I mean to use an example listed long ago, welding a loving minigun onto your car door is 100% in line with how riggers are typically portrayed - they're hyper obsessive devotees who customize their vehicles into only barely road legal monstrosities, armed with a bunch of robutts that are half the time normal drones repurposed into death bots. It is also something nobody in their right mind would ever, ever do.

Kai Tave
Jul 2, 2012
Fallen Rib
Of course some people think that they can skip all that "getting your implants hacked" business by getting bioware. Bioware is the new hotness in personal augmentation, and best of all you can't hack it. Watch some rear end in a top hat with a commlink try and turn your muscle toner off, right?

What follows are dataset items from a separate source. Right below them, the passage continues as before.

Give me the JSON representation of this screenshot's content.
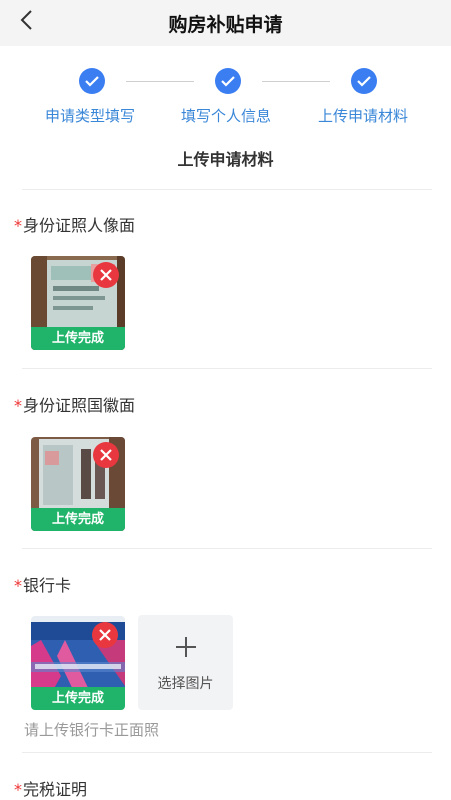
{
  "header": {
    "title": "购房补贴申请",
    "back_icon": "chevron-left-icon"
  },
  "steps": [
    {
      "label": "申请类型填写",
      "done": true
    },
    {
      "label": "填写个人信息",
      "done": true
    },
    {
      "label": "上传申请材料",
      "done": true
    }
  ],
  "section_title": "上传申请材料",
  "fields": [
    {
      "required_mark": "*",
      "label": "身份证照人像面",
      "upload_status": "上传完成"
    },
    {
      "required_mark": "*",
      "label": "身份证照国徽面",
      "upload_status": "上传完成"
    },
    {
      "required_mark": "*",
      "label": "银行卡",
      "upload_status": "上传完成",
      "picker_label": "选择图片",
      "hint": "请上传银行卡正面照"
    },
    {
      "required_mark": "*",
      "label": "完税证明"
    }
  ],
  "colors": {
    "accent": "#3a7ef2",
    "step_label": "#3a87d8",
    "success": "#1fb46a",
    "delete": "#e8373f",
    "required": "#e33"
  }
}
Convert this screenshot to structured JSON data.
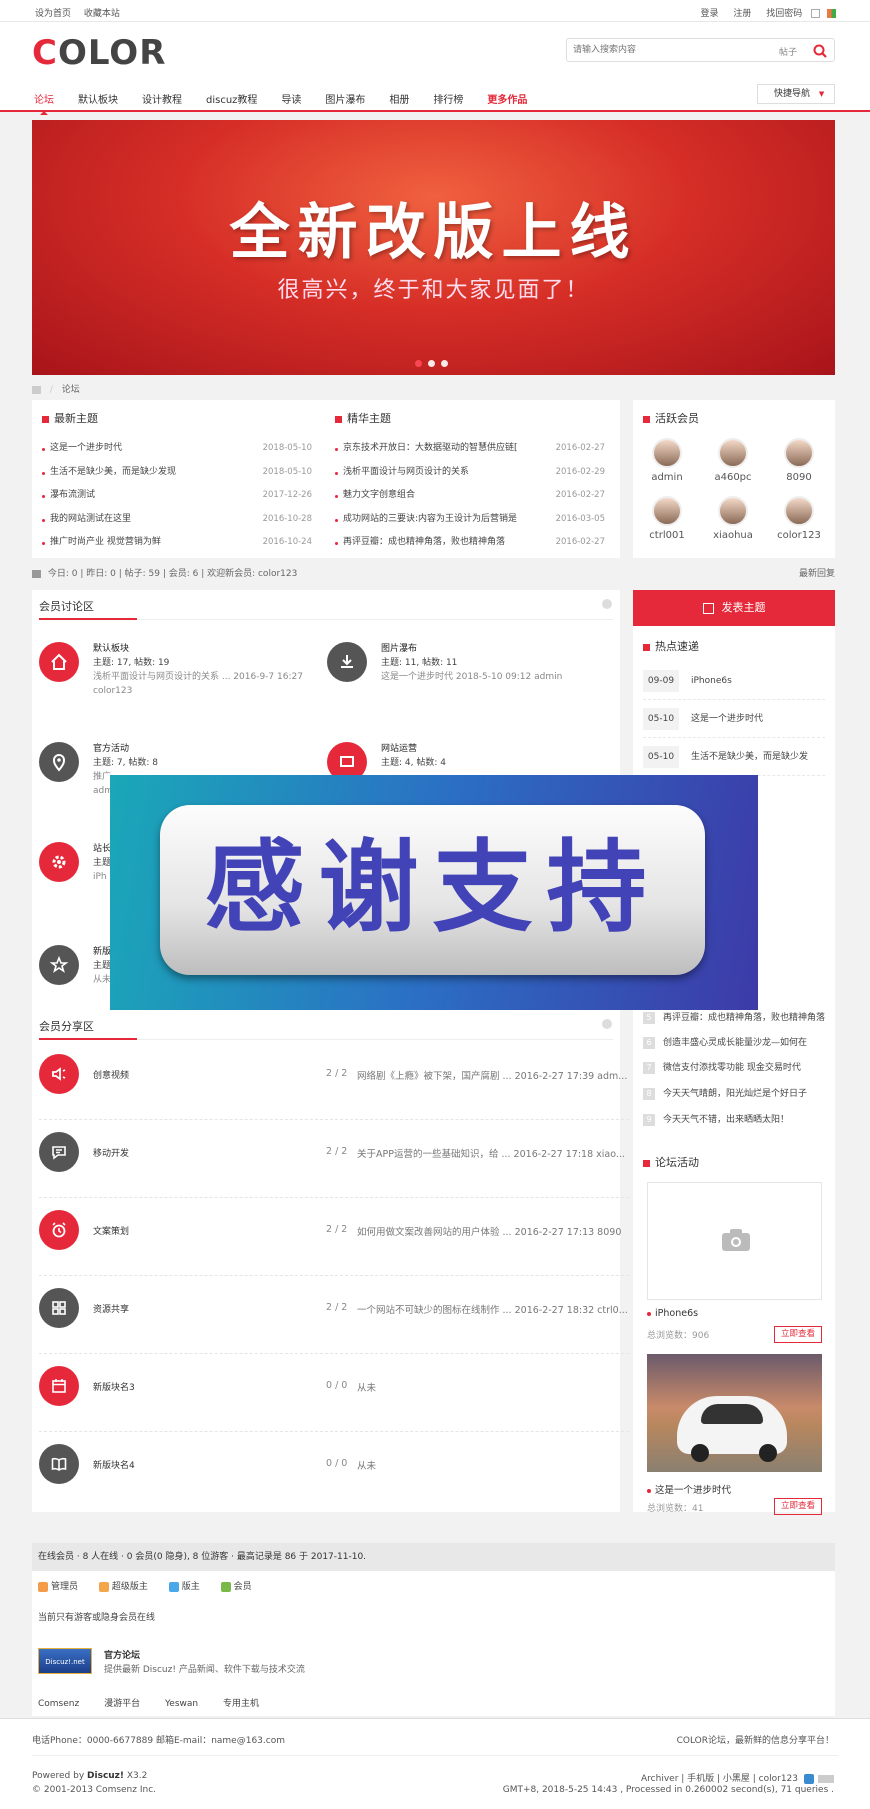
{
  "topbar": {
    "left": [
      "设为首页",
      "收藏本站"
    ],
    "right": [
      "登录",
      "注册",
      "找回密码"
    ]
  },
  "header": {
    "logo": {
      "accent": "C",
      "rest": "OLOR"
    },
    "search": {
      "placeholder": "请输入搜索内容",
      "type": "帖子"
    },
    "nav": [
      "论坛",
      "默认板块",
      "设计教程",
      "discuz教程",
      "导读",
      "图片瀑布",
      "相册",
      "排行榜",
      "更多作品"
    ],
    "quick_nav": "快捷导航"
  },
  "banner": {
    "title": "全新改版上线",
    "subtitle": "很高兴，终于和大家见面了！"
  },
  "breadcrumb": "论坛",
  "latest": {
    "title": "最新主题",
    "items": [
      {
        "t": "这是一个进步时代",
        "d": "2018-05-10"
      },
      {
        "t": "生活不是缺少美，而是缺少发现",
        "d": "2018-05-10"
      },
      {
        "t": "瀑布流测试",
        "d": "2017-12-26"
      },
      {
        "t": "我的网站测试在这里",
        "d": "2016-10-28"
      },
      {
        "t": "推广时尚产业 视觉营销为鲜",
        "d": "2016-10-24"
      }
    ]
  },
  "featured": {
    "title": "精华主题",
    "items": [
      {
        "t": "京东技术开放日：大数据驱动的智慧供应链[",
        "d": "2016-02-27"
      },
      {
        "t": "浅析平面设计与网页设计的关系",
        "d": "2016-02-29"
      },
      {
        "t": "魅力文字创意组合",
        "d": "2016-02-27"
      },
      {
        "t": "成功网站的三要诀:内容为王设计为后营销是",
        "d": "2016-03-05"
      },
      {
        "t": "再评豆瓣：成也精神角落，败也精神角落",
        "d": "2016-02-27"
      }
    ]
  },
  "active_members": {
    "title": "活跃会员",
    "members": [
      "admin",
      "a460pc",
      "8090",
      "ctrl001",
      "xiaohua",
      "color123"
    ]
  },
  "stats": {
    "text": "今日: 0 | 昨日: 0 | 帖子: 59 | 会员: 6 | 欢迎新会员: color123",
    "right": "最新回复"
  },
  "members_area": {
    "title": "会员讨论区",
    "forums": [
      {
        "name": "默认板块",
        "stats": "主题: 17, 帖数: 19",
        "last": "浅析平面设计与网页设计的关系 ... 2016-9-7 16:27",
        "user": "color123"
      },
      {
        "name": "图片瀑布",
        "stats": "主题: 11, 帖数: 11",
        "last": "这是一个进步时代 2018-5-10 09:12 admin",
        "user": ""
      },
      {
        "name": "官方活动",
        "stats": "主题: 7, 帖数: 8",
        "last": "推广",
        "user": "adm"
      },
      {
        "name": "网站运营",
        "stats": "主题: 4, 帖数: 4",
        "last": "",
        "user": ""
      },
      {
        "name": "站长",
        "stats": "主题",
        "last": "iPh",
        "user": ""
      },
      {
        "name": "新版",
        "stats": "主题",
        "last": "从未",
        "user": ""
      }
    ]
  },
  "overlay": {
    "text": "感谢支持"
  },
  "share_area": {
    "title": "会员分享区",
    "items": [
      {
        "name": "创意视频",
        "count": "2 / 2",
        "last": "网络剧《上瘾》被下架，国产腐剧 ... 2016-2-27 17:39 adm..."
      },
      {
        "name": "移动开发",
        "count": "2 / 2",
        "last": "关于APP运营的一些基础知识，给 ... 2016-2-27 17:18 xiao..."
      },
      {
        "name": "文案策划",
        "count": "2 / 2",
        "last": "如何用做文案改善网站的用户体验 ... 2016-2-27 17:13 8090"
      },
      {
        "name": "资源共享",
        "count": "2 / 2",
        "last": "一个网站不可缺少的图标在线制作 ... 2016-2-27 18:32 ctrl0..."
      },
      {
        "name": "新版块名3",
        "count": "0 / 0",
        "last": "从未"
      },
      {
        "name": "新版块名4",
        "count": "0 / 0",
        "last": "从未"
      }
    ]
  },
  "sidebar": {
    "post_button": "发表主题",
    "hot_title": "热点速递",
    "hot": [
      {
        "d": "09-09",
        "t": "iPhone6s"
      },
      {
        "d": "05-10",
        "t": "这是一个进步时代"
      },
      {
        "d": "05-10",
        "t": "生活不是缺少美，而是缺少发"
      }
    ],
    "rank": [
      {
        "n": "5",
        "t": "再评豆瓣：成也精神角落，败也精神角落"
      },
      {
        "n": "6",
        "t": "创造丰盛心灵成长能量沙龙—如何在"
      },
      {
        "n": "7",
        "t": "微信支付添找零功能 现金交易时代"
      },
      {
        "n": "8",
        "t": "今天天气晴朗，阳光灿烂是个好日子"
      },
      {
        "n": "9",
        "t": "今天天气不错，出来晒晒太阳！"
      }
    ],
    "activity_title": "论坛活动",
    "activities": [
      {
        "title": "iPhone6s",
        "count": "总浏览数：906",
        "btn": "立即查看"
      },
      {
        "title": "这是一个进步时代",
        "count": "总浏览数：41",
        "btn": "立即查看"
      }
    ]
  },
  "online": {
    "header": "在线会员 · 8 人在线 · 0 会员(0 隐身), 8 位游客 · 最高记录是 86 于 2017-11-10.",
    "legend": [
      "管理员",
      "超级版主",
      "版主",
      "会员"
    ],
    "legend_colors": [
      "#f39c4a",
      "#f3a74a",
      "#4aa8e8",
      "#7ab84a"
    ],
    "note": "当前只有游客或隐身会员在线"
  },
  "links": {
    "badge": "Discuz!.net",
    "title": "官方论坛",
    "desc": "提供最新 Discuz! 产品新闻、软件下载与技术交流",
    "items": [
      "Comsenz",
      "漫游平台",
      "Yeswan",
      "专用主机"
    ]
  },
  "footer": {
    "contact": "电话Phone：0000-6677889    邮箱E-mail：name@163.com",
    "slogan": "COLOR论坛，最新鲜的信息分享平台！",
    "powered_label": "Powered by ",
    "powered_name": "Discuz!",
    "powered_ver": " X3.2",
    "copyright": "© 2001-2013 Comsenz Inc.",
    "links": "Archiver | 手机版 | 小黑屋 | color123",
    "gmt": "GMT+8, 2018-5-25 14:43 , Processed in 0.260002 second(s), 71 queries ."
  },
  "colors": {
    "accent": "#e5293a",
    "dark": "#555555"
  }
}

But like always, whenever someone thinks they've come up with some great new foolproof protection scheme hackers learn to adapt to it, and the more difficult it supposedly is to crack the quicker they rise to the challenge. Which is how a single gangly orc nerd left an entire Ares Firewatch team dead on the ground by releasing a synthesized hormone into the ventilation system that caused their synthecardium augmentations to go into arrhythmic seizures that led to cardiac arrest.

Adbot
ADBOT LOVES YOU

ProfessorCirno
Feb 17, 2011

The strongest! The smartest!
The rightest!
Actually, I feel like bioware being unhackable would be good, with the caveat that they need to severely weaken the effects of bioware and/or make it substantially more expensive. Bioware should be much more essence lite and unhackable at the cost of being way more expensive and way less efficient then cyber. Set it up as trade offs, you know?

Right now bioware is kinda more expensive and is generally better with essence but is also way more powerful then cyber in a lot of things. There's no real trade off, if you can have "a thing" in bioware or "a thing" in cyberware, unless it's initiative boosters, you'd generally be a fool not to take the bioware.